One problem FSU encounters in marketing its own inventions is that the technologies involved are often so far ahead of the marketplace that companies that might acquire the rights to them don't exist yet. And most of these inventions are still relatively premature when they cross Devine's desk; often the work of making a prototype has to wait for more funding. Deciding at this early stage whether an idea can be successfully marketed with the least out-of-pocket expense usually requires a lot of quick thinking--and some gambling.
"You have to go out and find industrial collaborators early," says Devine. "The challenge is that it's hard to find that until you have those further research results. Companies sometimes don't want to invest tens or hundreds of thousands of dollars in research and development. The problem then is, who's going to develop all this technology?"
Aside from this murky issue, a big part of the job is promoting the idea as well as carrying out the day-to-day duties of university/industry partnerships. FSU has recently joined forces with a newly formed group of university, government and business representatives aiming to "incubate" technology-oriented and innovation-based commercial enterprises.

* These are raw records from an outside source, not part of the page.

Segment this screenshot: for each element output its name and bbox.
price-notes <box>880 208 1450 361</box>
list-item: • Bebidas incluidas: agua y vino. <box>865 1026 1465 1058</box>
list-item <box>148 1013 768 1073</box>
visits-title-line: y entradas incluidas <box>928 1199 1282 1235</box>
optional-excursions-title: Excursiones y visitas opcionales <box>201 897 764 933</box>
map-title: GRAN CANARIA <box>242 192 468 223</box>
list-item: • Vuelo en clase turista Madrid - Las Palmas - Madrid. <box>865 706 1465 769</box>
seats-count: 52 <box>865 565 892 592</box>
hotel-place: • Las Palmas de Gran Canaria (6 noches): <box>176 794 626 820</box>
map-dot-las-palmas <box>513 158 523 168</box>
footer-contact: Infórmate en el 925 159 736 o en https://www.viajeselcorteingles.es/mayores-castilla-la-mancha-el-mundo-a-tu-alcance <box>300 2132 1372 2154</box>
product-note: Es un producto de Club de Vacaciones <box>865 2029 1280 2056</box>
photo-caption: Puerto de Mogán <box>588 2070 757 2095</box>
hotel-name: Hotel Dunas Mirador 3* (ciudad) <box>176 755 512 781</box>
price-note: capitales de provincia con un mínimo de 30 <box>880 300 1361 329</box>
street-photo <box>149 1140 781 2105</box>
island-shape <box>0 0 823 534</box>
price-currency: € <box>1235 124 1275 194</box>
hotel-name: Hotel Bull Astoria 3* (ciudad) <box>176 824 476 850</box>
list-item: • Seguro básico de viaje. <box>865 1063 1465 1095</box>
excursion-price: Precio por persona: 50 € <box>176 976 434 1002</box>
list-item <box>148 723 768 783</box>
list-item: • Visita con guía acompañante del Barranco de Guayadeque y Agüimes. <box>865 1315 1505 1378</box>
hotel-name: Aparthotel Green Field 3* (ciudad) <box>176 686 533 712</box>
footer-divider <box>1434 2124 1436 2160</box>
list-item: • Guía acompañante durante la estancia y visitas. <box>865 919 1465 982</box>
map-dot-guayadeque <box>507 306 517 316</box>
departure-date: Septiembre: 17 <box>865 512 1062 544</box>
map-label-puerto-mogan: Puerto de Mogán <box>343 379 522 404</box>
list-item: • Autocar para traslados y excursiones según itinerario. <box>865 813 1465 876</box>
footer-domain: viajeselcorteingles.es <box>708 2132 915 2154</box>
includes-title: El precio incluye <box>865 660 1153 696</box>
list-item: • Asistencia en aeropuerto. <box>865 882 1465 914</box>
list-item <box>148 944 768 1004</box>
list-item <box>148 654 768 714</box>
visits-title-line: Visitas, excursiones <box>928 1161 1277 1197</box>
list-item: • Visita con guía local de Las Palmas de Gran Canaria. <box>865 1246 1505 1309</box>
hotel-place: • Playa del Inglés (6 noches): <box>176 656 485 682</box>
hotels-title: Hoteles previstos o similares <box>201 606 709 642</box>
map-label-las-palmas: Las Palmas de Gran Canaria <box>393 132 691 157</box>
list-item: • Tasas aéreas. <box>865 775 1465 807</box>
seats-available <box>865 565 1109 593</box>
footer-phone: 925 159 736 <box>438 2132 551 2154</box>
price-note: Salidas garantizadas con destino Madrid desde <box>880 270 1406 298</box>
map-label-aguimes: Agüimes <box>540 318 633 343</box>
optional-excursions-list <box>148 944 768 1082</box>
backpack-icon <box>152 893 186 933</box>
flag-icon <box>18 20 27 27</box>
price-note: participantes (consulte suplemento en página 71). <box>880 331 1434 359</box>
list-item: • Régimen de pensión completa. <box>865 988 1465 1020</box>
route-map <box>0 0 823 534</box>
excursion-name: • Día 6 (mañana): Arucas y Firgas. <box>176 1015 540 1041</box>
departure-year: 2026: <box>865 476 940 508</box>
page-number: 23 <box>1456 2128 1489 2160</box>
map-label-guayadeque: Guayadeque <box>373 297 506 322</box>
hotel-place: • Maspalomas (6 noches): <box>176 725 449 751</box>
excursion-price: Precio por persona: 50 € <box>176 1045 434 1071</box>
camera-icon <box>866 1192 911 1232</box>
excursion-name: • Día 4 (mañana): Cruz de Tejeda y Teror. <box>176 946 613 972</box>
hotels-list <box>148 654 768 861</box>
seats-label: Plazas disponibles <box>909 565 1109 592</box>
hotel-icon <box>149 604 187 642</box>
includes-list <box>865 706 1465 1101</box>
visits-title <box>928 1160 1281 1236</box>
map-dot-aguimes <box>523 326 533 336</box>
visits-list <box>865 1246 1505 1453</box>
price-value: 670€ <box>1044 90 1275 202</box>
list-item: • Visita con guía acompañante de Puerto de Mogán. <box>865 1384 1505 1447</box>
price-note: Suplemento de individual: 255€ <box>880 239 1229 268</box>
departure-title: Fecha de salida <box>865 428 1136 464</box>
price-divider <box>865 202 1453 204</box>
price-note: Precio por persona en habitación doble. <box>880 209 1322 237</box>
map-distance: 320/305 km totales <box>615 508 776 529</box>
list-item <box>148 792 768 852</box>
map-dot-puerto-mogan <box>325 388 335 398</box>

The Florida North Shore Technology Centers, Inc., a private, nonprofit northwest Florida-based group supported by funds from the state's Enterprise Florida program, FSU, local businesses and government, plans to provide business assistance, start-up capital, office space and other critical assistance to those fledgling corporations that someday might grow up to be licensees for FSU inventions. This technology/business breeding ground also hopes to eventually provide a number of high-tech jobs to the area, Devine says.
Of course, when you're looking at the driving force behind getting inventions to the marketplace, the best source typically is the inventor.
"Inventors can overcome all the negativism and skepticism to get their invention on the market," Devine says. "It's often intellectually challenging for many faculty to get involved with this; it invigorates their research and teaching.
"Plus there's the potential for the university to get some return on the money that it invests in research. It's a way to demonstrate to society in concrete terms that university research is relevant to everyday life."